Family Planning Methods:
There has been an increase in the use of modern methods of contraceptives, with the Overall Contraceptive Prevalence Rate (CPR) increasing from 53.5% to 66.7% in almost all the states and UTs.
The lack of family planning or the inability to implement it also decreased to 9.4% from 12.9%. This includes the gap between two kids, which also fell to less than 10% in all the states except for Jharkhand, Arunachal Pradesh and Uttar Pradesh.
- Institutional delivery, which means delivery conducted by a midwife and not at home also raised to 88.6% from 78.9%, pan-India.
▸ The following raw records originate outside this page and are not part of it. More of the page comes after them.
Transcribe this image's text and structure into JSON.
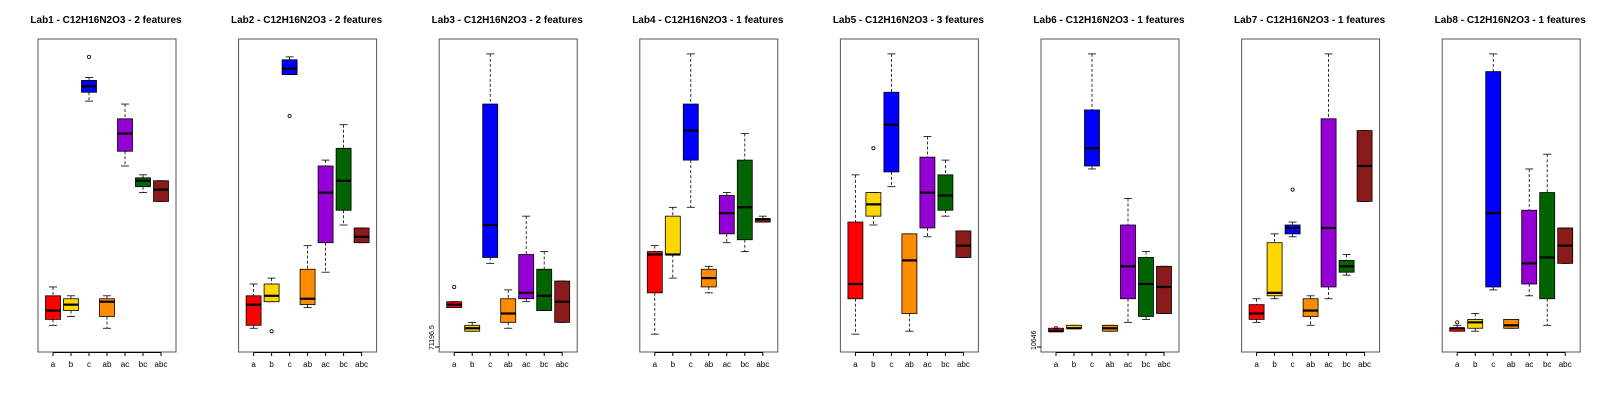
{
  "colors": {
    "a": "#ff0000",
    "b": "#ffd700",
    "c": "#0000ff",
    "ab": "#ff8c00",
    "ac": "#9400d3",
    "bc": "#006400",
    "abc": "#8b1a1a"
  },
  "chart_data": [
    {
      "type": "box",
      "title": "Lab1 - C12H16N2O3 - 2 features",
      "categories": [
        "a",
        "b",
        "c",
        "ab",
        "ac",
        "bc",
        "abc"
      ],
      "ylim": [
        0,
        100
      ],
      "y_tick": null,
      "boxes": [
        {
          "cat": "a",
          "min": 6,
          "q1": 8,
          "median": 11,
          "q3": 16,
          "max": 19,
          "outliers": []
        },
        {
          "cat": "b",
          "min": 9,
          "q1": 11,
          "median": 13,
          "q3": 15,
          "max": 16,
          "outliers": []
        },
        {
          "cat": "c",
          "min": 82,
          "q1": 85,
          "median": 87,
          "q3": 89,
          "max": 90,
          "outliers": [
            97
          ]
        },
        {
          "cat": "ab",
          "min": 5,
          "q1": 9,
          "median": 14,
          "q3": 15,
          "max": 16,
          "outliers": []
        },
        {
          "cat": "ac",
          "min": 60,
          "q1": 65,
          "median": 71,
          "q3": 76,
          "max": 81,
          "outliers": []
        },
        {
          "cat": "bc",
          "min": 51,
          "q1": 53,
          "median": 55,
          "q3": 56,
          "max": 57,
          "outliers": []
        },
        {
          "cat": "abc",
          "min": 48,
          "q1": 48,
          "median": 52,
          "q3": 55,
          "max": 55,
          "outliers": []
        }
      ]
    },
    {
      "type": "box",
      "title": "Lab2 - C12H16N2O3 - 2 features",
      "categories": [
        "a",
        "b",
        "c",
        "ab",
        "ac",
        "bc",
        "abc"
      ],
      "ylim": [
        0,
        100
      ],
      "y_tick": null,
      "boxes": [
        {
          "cat": "a",
          "min": 5,
          "q1": 6,
          "median": 13,
          "q3": 16,
          "max": 20,
          "outliers": []
        },
        {
          "cat": "b",
          "min": 14,
          "q1": 14,
          "median": 16,
          "q3": 20,
          "max": 22,
          "outliers": [
            4
          ]
        },
        {
          "cat": "c",
          "min": 91,
          "q1": 91,
          "median": 93,
          "q3": 96,
          "max": 97,
          "outliers": [
            77
          ]
        },
        {
          "cat": "ab",
          "min": 12,
          "q1": 13,
          "median": 15,
          "q3": 25,
          "max": 33,
          "outliers": []
        },
        {
          "cat": "ac",
          "min": 24,
          "q1": 34,
          "median": 51,
          "q3": 60,
          "max": 62,
          "outliers": []
        },
        {
          "cat": "bc",
          "min": 40,
          "q1": 45,
          "median": 55,
          "q3": 66,
          "max": 74,
          "outliers": []
        },
        {
          "cat": "abc",
          "min": 34,
          "q1": 34,
          "median": 36,
          "q3": 39,
          "max": 39,
          "outliers": []
        }
      ]
    },
    {
      "type": "box",
      "title": "Lab3 - C12H16N2O3 - 2 features",
      "categories": [
        "a",
        "b",
        "c",
        "ab",
        "ac",
        "bc",
        "abc"
      ],
      "ylim": [
        0,
        100
      ],
      "y_tick": "71196.5",
      "boxes": [
        {
          "cat": "a",
          "min": 12,
          "q1": 12,
          "median": 13,
          "q3": 14,
          "max": 14,
          "outliers": [
            19
          ]
        },
        {
          "cat": "b",
          "min": 4,
          "q1": 4,
          "median": 5,
          "q3": 6,
          "max": 7,
          "outliers": []
        },
        {
          "cat": "c",
          "min": 27,
          "q1": 29,
          "median": 40,
          "q3": 81,
          "max": 98,
          "outliers": []
        },
        {
          "cat": "ab",
          "min": 5,
          "q1": 7,
          "median": 10,
          "q3": 15,
          "max": 18,
          "outliers": []
        },
        {
          "cat": "ac",
          "min": 14,
          "q1": 15,
          "median": 17,
          "q3": 30,
          "max": 43,
          "outliers": []
        },
        {
          "cat": "bc",
          "min": 11,
          "q1": 11,
          "median": 16,
          "q3": 25,
          "max": 31,
          "outliers": []
        },
        {
          "cat": "abc",
          "min": 7,
          "q1": 7,
          "median": 14,
          "q3": 21,
          "max": 21,
          "outliers": []
        }
      ]
    },
    {
      "type": "box",
      "title": "Lab4 - C12H16N2O3 - 1 features",
      "categories": [
        "a",
        "b",
        "c",
        "ab",
        "ac",
        "bc",
        "abc"
      ],
      "ylim": [
        0,
        100
      ],
      "y_tick": null,
      "boxes": [
        {
          "cat": "a",
          "min": 3,
          "q1": 17,
          "median": 30,
          "q3": 31,
          "max": 33,
          "outliers": []
        },
        {
          "cat": "b",
          "min": 22,
          "q1": 30,
          "median": 30,
          "q3": 43,
          "max": 46,
          "outliers": []
        },
        {
          "cat": "c",
          "min": 46,
          "q1": 62,
          "median": 72,
          "q3": 81,
          "max": 98,
          "outliers": []
        },
        {
          "cat": "ab",
          "min": 17,
          "q1": 19,
          "median": 22,
          "q3": 25,
          "max": 26,
          "outliers": []
        },
        {
          "cat": "ac",
          "min": 34,
          "q1": 37,
          "median": 44,
          "q3": 50,
          "max": 51,
          "outliers": []
        },
        {
          "cat": "bc",
          "min": 31,
          "q1": 35,
          "median": 46,
          "q3": 62,
          "max": 71,
          "outliers": []
        },
        {
          "cat": "abc",
          "min": 41,
          "q1": 41,
          "median": 42,
          "q3": 42,
          "max": 43,
          "outliers": []
        }
      ]
    },
    {
      "type": "box",
      "title": "Lab5 - C12H16N2O3 - 3 features",
      "categories": [
        "a",
        "b",
        "c",
        "ab",
        "ac",
        "bc",
        "abc"
      ],
      "ylim": [
        0,
        100
      ],
      "y_tick": null,
      "boxes": [
        {
          "cat": "a",
          "min": 3,
          "q1": 15,
          "median": 20,
          "q3": 41,
          "max": 57,
          "outliers": []
        },
        {
          "cat": "b",
          "min": 40,
          "q1": 43,
          "median": 47,
          "q3": 51,
          "max": 51,
          "outliers": [
            66
          ]
        },
        {
          "cat": "c",
          "min": 53,
          "q1": 58,
          "median": 74,
          "q3": 85,
          "max": 98,
          "outliers": []
        },
        {
          "cat": "ab",
          "min": 4,
          "q1": 10,
          "median": 28,
          "q3": 37,
          "max": 37,
          "outliers": []
        },
        {
          "cat": "ac",
          "min": 36,
          "q1": 39,
          "median": 51,
          "q3": 63,
          "max": 70,
          "outliers": []
        },
        {
          "cat": "bc",
          "min": 43,
          "q1": 45,
          "median": 50,
          "q3": 57,
          "max": 62,
          "outliers": []
        },
        {
          "cat": "abc",
          "min": 29,
          "q1": 29,
          "median": 33,
          "q3": 38,
          "max": 38,
          "outliers": []
        }
      ]
    },
    {
      "type": "box",
      "title": "Lab6 - C12H16N2O3 - 1 features",
      "categories": [
        "a",
        "b",
        "c",
        "ab",
        "ac",
        "bc",
        "abc"
      ],
      "ylim": [
        0,
        100
      ],
      "y_tick": "10646",
      "boxes": [
        {
          "cat": "a",
          "min": 4,
          "q1": 4,
          "median": 4,
          "q3": 5,
          "max": 5,
          "outliers": [
            5
          ]
        },
        {
          "cat": "b",
          "min": 5,
          "q1": 5,
          "median": 5,
          "q3": 6,
          "max": 6,
          "outliers": []
        },
        {
          "cat": "c",
          "min": 59,
          "q1": 60,
          "median": 66,
          "q3": 79,
          "max": 98,
          "outliers": []
        },
        {
          "cat": "ab",
          "min": 4,
          "q1": 4,
          "median": 5,
          "q3": 6,
          "max": 6,
          "outliers": []
        },
        {
          "cat": "ac",
          "min": 7,
          "q1": 15,
          "median": 26,
          "q3": 40,
          "max": 49,
          "outliers": []
        },
        {
          "cat": "bc",
          "min": 8,
          "q1": 9,
          "median": 20,
          "q3": 29,
          "max": 31,
          "outliers": []
        },
        {
          "cat": "abc",
          "min": 10,
          "q1": 10,
          "median": 19,
          "q3": 26,
          "max": 26,
          "outliers": []
        }
      ]
    },
    {
      "type": "box",
      "title": "Lab7 - C12H16N2O3 - 1 features",
      "categories": [
        "a",
        "b",
        "c",
        "ab",
        "ac",
        "bc",
        "abc"
      ],
      "ylim": [
        0,
        100
      ],
      "y_tick": null,
      "boxes": [
        {
          "cat": "a",
          "min": 7,
          "q1": 8,
          "median": 10,
          "q3": 13,
          "max": 15,
          "outliers": []
        },
        {
          "cat": "b",
          "min": 15,
          "q1": 16,
          "median": 17,
          "q3": 34,
          "max": 37,
          "outliers": []
        },
        {
          "cat": "c",
          "min": 36,
          "q1": 37,
          "median": 39,
          "q3": 40,
          "max": 41,
          "outliers": [
            52
          ]
        },
        {
          "cat": "ab",
          "min": 6,
          "q1": 9,
          "median": 11,
          "q3": 15,
          "max": 16,
          "outliers": []
        },
        {
          "cat": "ac",
          "min": 15,
          "q1": 19,
          "median": 39,
          "q3": 76,
          "max": 98,
          "outliers": []
        },
        {
          "cat": "bc",
          "min": 23,
          "q1": 24,
          "median": 26,
          "q3": 28,
          "max": 30,
          "outliers": []
        },
        {
          "cat": "abc",
          "min": 48,
          "q1": 48,
          "median": 60,
          "q3": 72,
          "max": 72,
          "outliers": []
        }
      ]
    },
    {
      "type": "box",
      "title": "Lab8 - C12H16N2O3 - 1 features",
      "categories": [
        "a",
        "b",
        "c",
        "ab",
        "ac",
        "bc",
        "abc"
      ],
      "ylim": [
        0,
        100
      ],
      "y_tick": null,
      "boxes": [
        {
          "cat": "a",
          "min": 4,
          "q1": 4,
          "median": 5,
          "q3": 5,
          "max": 6,
          "outliers": [
            7
          ]
        },
        {
          "cat": "b",
          "min": 4,
          "q1": 5,
          "median": 7,
          "q3": 8,
          "max": 10,
          "outliers": []
        },
        {
          "cat": "c",
          "min": 18,
          "q1": 19,
          "median": 44,
          "q3": 92,
          "max": 98,
          "outliers": []
        },
        {
          "cat": "ab",
          "min": 5,
          "q1": 5,
          "median": 6,
          "q3": 8,
          "max": 8,
          "outliers": []
        },
        {
          "cat": "ac",
          "min": 16,
          "q1": 20,
          "median": 27,
          "q3": 45,
          "max": 59,
          "outliers": []
        },
        {
          "cat": "bc",
          "min": 6,
          "q1": 15,
          "median": 29,
          "q3": 51,
          "max": 64,
          "outliers": []
        },
        {
          "cat": "abc",
          "min": 27,
          "q1": 27,
          "median": 33,
          "q3": 39,
          "max": 39,
          "outliers": []
        }
      ]
    }
  ]
}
- Total children age 6-23 months receiving an adequate diet % increased from 9.6 to 11.3.
- The percentage of currently married women who usually participate in three household decisions increased to 88.7 from 84.0 in NFHS-4.
- The percentage of Women owning a house and/or land (alone or jointly with others) increased to 43.3 from 38.4.
- Women having a bank or savings account that they themselves use increased drastically from 53.0% to 78.6% in NFHS-5.
- Women aged 15-24 years who use hygienic methods of protection during their menstrual period increased from 57.6% to 77.3%.